-Pari? -Paro! Kein Fasching sondern Generalstreik

Wer die letzten Wochen Nachrichten aus Bolivien mitbekommen hat, kommt um ein Thema nicht herum: den Generalstreik in Santa Cruz. Das bedeutet, dass die Einwohner die völlige Blockade der Stadt (und somit des wirtschaftlichen Zentrums des Landes) als Druckmittel gegen die Regierung verwenden, um ihre politischen Forderungen durchzusetzen. Sie wollen den für später geplanten Zensus schon 2023 durchführen, um mit einer offiziell bestätigten höheren Zahl von Einwohnern auch ihre Anzahl an Abgeordneten und damit ihren Einfluss im Parlament noch vor den nächsten Wahlen berechtigterweise nach oben zu korrigieren.

Konkret bedeutet dies nun seit beinahe vier Wochen vor allem Straßenblockaden (somit kaum Verkehr und eingeschränkte Fortbewegungsmöglichkeiten), meistens geschlossene Geschäfte und Märkte, aber auch anfangs abends gemütliches Zusammensitzen, Karten- oder Ballspielen, Tanzen und das Leben feiern – mitten auf der Straße oder dem Kreisverkehr.

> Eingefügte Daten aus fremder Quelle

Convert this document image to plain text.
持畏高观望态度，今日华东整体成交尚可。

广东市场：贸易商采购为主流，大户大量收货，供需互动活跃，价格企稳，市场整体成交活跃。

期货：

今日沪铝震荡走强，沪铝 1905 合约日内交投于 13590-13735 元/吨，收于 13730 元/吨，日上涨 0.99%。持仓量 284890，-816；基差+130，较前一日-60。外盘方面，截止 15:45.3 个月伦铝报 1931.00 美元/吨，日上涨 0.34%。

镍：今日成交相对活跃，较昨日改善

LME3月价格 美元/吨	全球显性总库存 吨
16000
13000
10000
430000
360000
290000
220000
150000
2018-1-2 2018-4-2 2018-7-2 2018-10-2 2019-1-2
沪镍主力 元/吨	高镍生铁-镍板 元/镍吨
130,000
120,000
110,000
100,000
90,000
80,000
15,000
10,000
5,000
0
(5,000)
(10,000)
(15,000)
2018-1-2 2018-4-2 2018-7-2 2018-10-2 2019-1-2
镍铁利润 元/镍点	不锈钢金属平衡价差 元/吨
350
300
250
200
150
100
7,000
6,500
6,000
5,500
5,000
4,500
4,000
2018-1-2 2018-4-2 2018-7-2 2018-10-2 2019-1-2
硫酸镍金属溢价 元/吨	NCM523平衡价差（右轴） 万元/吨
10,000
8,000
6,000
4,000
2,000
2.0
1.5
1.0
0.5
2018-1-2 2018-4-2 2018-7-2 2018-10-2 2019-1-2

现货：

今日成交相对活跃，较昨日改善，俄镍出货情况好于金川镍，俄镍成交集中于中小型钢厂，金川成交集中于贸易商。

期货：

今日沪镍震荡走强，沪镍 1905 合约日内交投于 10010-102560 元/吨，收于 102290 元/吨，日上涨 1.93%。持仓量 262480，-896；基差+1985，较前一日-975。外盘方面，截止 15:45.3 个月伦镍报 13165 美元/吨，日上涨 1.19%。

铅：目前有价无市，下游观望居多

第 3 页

Mittlerweile ist die Situation aber deutlich angespannter: Die Stimmung ist oft aufgeladen, es kam zu Toten und Verletzten und die Ladenbesitzer leiden unter den geringen Einnahmen. Aus dem Spaß im Protest ist Ernst geworden.

Veränderungen im Arbeitsleben…

Doch wie ändert der Streik unseren Alltag? Bei unserer Arbeit im Hogar Don Bosco bedeutet das erstmal mehr Verantwortung für uns Volontäre: Da einige Mitarbeiter keine Möglichkeit mehr haben zur Arbeit zu kommen, waren wir teilweise komplett alleine mit unserer jeweiligen Gruppe, wenn es bspw. abends ans Duschen ging, was zwar erstmal leicht überfordernd, dann aber doch auch ziemlich spannend war.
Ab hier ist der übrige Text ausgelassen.